Dengan cara ini Jokowi menunjukan kepada kita bahwa menjadi pemimpin yang dicintai rakyat harus dekat dan ada bersama rakyatnya. Pemimpin yang hebat bukan dengan jarik telunjuk didepan tapi meransek tanah (menggengam) dengan tanganya bersama rakyatnya. Ia memimpin bukan dari balik meja tapi dari lapangan. Bak seorang pemimpin perang, Jokowi memimpin perang tidak dari atas kereta perang tetapi ikut berperang untuk membakar semangat para serdadunya.
Ia menunjukan cintanya yang sungguh kepada masyarakatnya.
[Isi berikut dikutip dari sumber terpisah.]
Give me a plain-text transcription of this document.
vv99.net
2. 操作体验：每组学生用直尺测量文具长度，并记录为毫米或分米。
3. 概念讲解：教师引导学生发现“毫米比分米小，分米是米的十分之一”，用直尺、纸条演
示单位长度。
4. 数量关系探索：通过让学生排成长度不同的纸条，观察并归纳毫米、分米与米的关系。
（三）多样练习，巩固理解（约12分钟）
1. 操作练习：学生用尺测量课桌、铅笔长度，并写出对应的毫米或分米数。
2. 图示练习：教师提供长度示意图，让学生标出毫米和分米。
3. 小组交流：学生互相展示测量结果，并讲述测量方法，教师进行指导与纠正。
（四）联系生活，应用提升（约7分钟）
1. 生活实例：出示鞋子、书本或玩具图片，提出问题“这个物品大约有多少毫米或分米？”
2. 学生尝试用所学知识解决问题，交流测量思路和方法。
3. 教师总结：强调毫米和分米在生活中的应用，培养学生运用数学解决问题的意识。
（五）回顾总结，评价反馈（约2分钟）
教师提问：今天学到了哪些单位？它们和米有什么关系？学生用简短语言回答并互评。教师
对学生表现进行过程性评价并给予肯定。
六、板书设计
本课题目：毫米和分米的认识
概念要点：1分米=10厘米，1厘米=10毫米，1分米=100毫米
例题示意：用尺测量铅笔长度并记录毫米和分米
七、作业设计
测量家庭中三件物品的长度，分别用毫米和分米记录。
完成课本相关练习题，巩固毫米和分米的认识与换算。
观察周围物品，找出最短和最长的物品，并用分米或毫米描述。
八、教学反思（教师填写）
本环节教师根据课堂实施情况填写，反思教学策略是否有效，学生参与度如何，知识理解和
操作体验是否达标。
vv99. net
Kecintaan yang sungguh itu ia wujudkan dalam kesungguhan ia bekerja. Ia meluangkan banyak waktu untuk bersama dan memikirkan nasib rakyatnya. Tidak seperti kebanyakan para pemimpin daerah yang lebih enjoy studi banding untuk sekedar mencari hiburan tambahan dan tentu uang saku dari uang perjalanan dinas.
Ia berkarya bersama mereka. Dia berusaha menepati janji-janjinya. Bukan seperti kebanyakan pemimpin yang suka janji-janji tapi tidak pernah menepatinya. Janji-janji pada saat ia berkampanye terus ditepati tahap demi tahap sesuai prioritas yang telah dia rancang secara sangat sistimatis.
Ia bersama wakilnya Jusuf Kalla dan sebelumnya Basuki Tjahaja Purnama memulai dari apa yang masyarakat Indonesia dan Jakarta miliki. Ia membuat rencana dan membangun rencana itu dari apa yang masyarakat ketahui dan alami. Pola partisipasi masyarakat ini sungguh-sungguh dilakukan oleh Jokowi.
Sikap tegas Jokowi terlihat jelas. Ia tegas terhadap semua orang tidak padang bulu baik itu para biroktrat maupun para pengusaha kakap. Netralitas sikap Jokowi ini patut diteladani. Terkadang para pemimpin lemah ketika berhadapan dengan para cukong-cukong berkantong tebal atau para birokrat berpengaruh.
Ia tidak takut kehilangan jabatannya, karena ia yakin ia mengerjakan itu untuk kepentingan rakyat. Saya percaya dihati kecil Jokowi, ia bergumam “kalau anda (birokrat dan cukung-cukong) melawan saya, anda akan berhadapan dengan rakyat saya”. Sepertinya Jokowi yakin bahwa ‘People Power’ telah terbukti kekuatannya dalam sejarah peradapan manusia. Ini yang membuat Jokowi semakin yakni dengan apa yang dia lakukan untuk masyarakatnya. Ia ada, bersama dan untuk masyarakat. Tak heran ia sekarang menjadi model kepemimpinan di dunia.